Visit: 1st May 2016
Natalie and I arrived in our third and final Galician city, La Coruña, by coach from Lugo. I had chosen a hotel right at the northern tip of the city, on a peninsular close to its famous landmark, the so-called Tower of Hercules. After checking in we went straight out to see it in under the bright blue May Day sky.
It occurs to me that this building is probably one of the smallest World Heritage Sites in the world by footprint. It is not especially tall, but it stands out quite dramatically because of its position on a hill and the lack of any other buildings nearby.

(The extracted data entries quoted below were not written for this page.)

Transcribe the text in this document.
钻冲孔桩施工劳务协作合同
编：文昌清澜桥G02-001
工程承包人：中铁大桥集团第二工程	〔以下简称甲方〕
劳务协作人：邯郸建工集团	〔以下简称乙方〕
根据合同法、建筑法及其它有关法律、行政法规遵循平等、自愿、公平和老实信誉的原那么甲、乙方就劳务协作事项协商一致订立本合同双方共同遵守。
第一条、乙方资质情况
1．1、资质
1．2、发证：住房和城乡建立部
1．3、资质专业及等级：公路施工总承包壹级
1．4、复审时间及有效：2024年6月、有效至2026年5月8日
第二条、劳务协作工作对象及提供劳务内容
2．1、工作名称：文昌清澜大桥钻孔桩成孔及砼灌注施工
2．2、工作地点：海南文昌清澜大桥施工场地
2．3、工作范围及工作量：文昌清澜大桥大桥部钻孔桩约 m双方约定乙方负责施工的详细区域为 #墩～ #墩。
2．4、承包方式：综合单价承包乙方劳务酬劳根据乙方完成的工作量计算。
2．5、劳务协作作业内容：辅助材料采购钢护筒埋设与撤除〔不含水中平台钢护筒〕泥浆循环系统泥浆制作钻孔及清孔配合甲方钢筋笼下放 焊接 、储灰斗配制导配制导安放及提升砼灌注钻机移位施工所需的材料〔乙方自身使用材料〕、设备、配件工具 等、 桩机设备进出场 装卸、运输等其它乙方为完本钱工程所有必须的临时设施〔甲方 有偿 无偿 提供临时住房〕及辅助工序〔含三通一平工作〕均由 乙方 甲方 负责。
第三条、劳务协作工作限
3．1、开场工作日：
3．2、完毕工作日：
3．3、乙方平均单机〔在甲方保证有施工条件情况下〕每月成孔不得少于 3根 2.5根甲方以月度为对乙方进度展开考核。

The lighthouse is notable because it is very much a 1st century Roman building. From the outside it clearly looks much more recent than that, but that is because the Roman core has an eighteenth century façade. When the Romans left Spain following the decline of their empire the grand lighthouse fell into disrepair. Like many buildings of its time, it suffered at the hands of locals keen to use its quality stone as building materials for their own homes. But in 1788, following a humiliating raid on the city of La Coruña by Sir Francis Drake, the order was given for a renovation of the tower that would bring it up to date and make it useful as a defensive structure.
Above, top left and bottom left, are pictures of the Roman-era interior chambers and foundations, respectively. On the right is a diagram showing how the Roman core was subsequently encased by the military engineer Eustaquio Giannini with new exterior walls and an extension on top. Giannini went to remarkable lengths during his building work to keep as much of the Roman original as was practicable – an aim that was most unusual at the time.
Entry to the tower is pretty cheap, and the long climb gives a great view over the peninsular and the city of La Coruña beyond. The people of Galicia like to think of themselves as a Celtic people, and a mosaic that is visible from the top of the tower depicts the Celtic tribes with symbols and names in their local languages. If you look carefully you should be able to make out Cornwall, Wales, Scotland, Ireland, Brittany, Manx and Galicia.
So why the name Tower of Hercules? The name comes from a legend originating in the thirteenth century, according to which there was a local giant named Gerión who threatened the whole region. Hercules came and fought with him and slew him, burying his head where the tower now stands. He then ordered the construction of the tower and founded the city of La Coruña.
As for the city, it seemed a nice enough place. The centre point is a public square with a fine town hall, above, with domes resembling Santa Maria del Fiore in Florence. After dining in the city on the Sunday night we returned there for a final few hours on Monday morning before catching a taxi to the city’s airport for a Vueling flight to Heathrow.
The Tower of Hercules doesn’t look much, and I was looking forward to it least of the three WHSs we took in during this trip. But it turned out to be my favourite, probably because of the impressive durability of what the Romans had built and the seamless integration of an ancient building into a much more modern fortification capable of helping to defend a city in an age of gunpowder and galleons.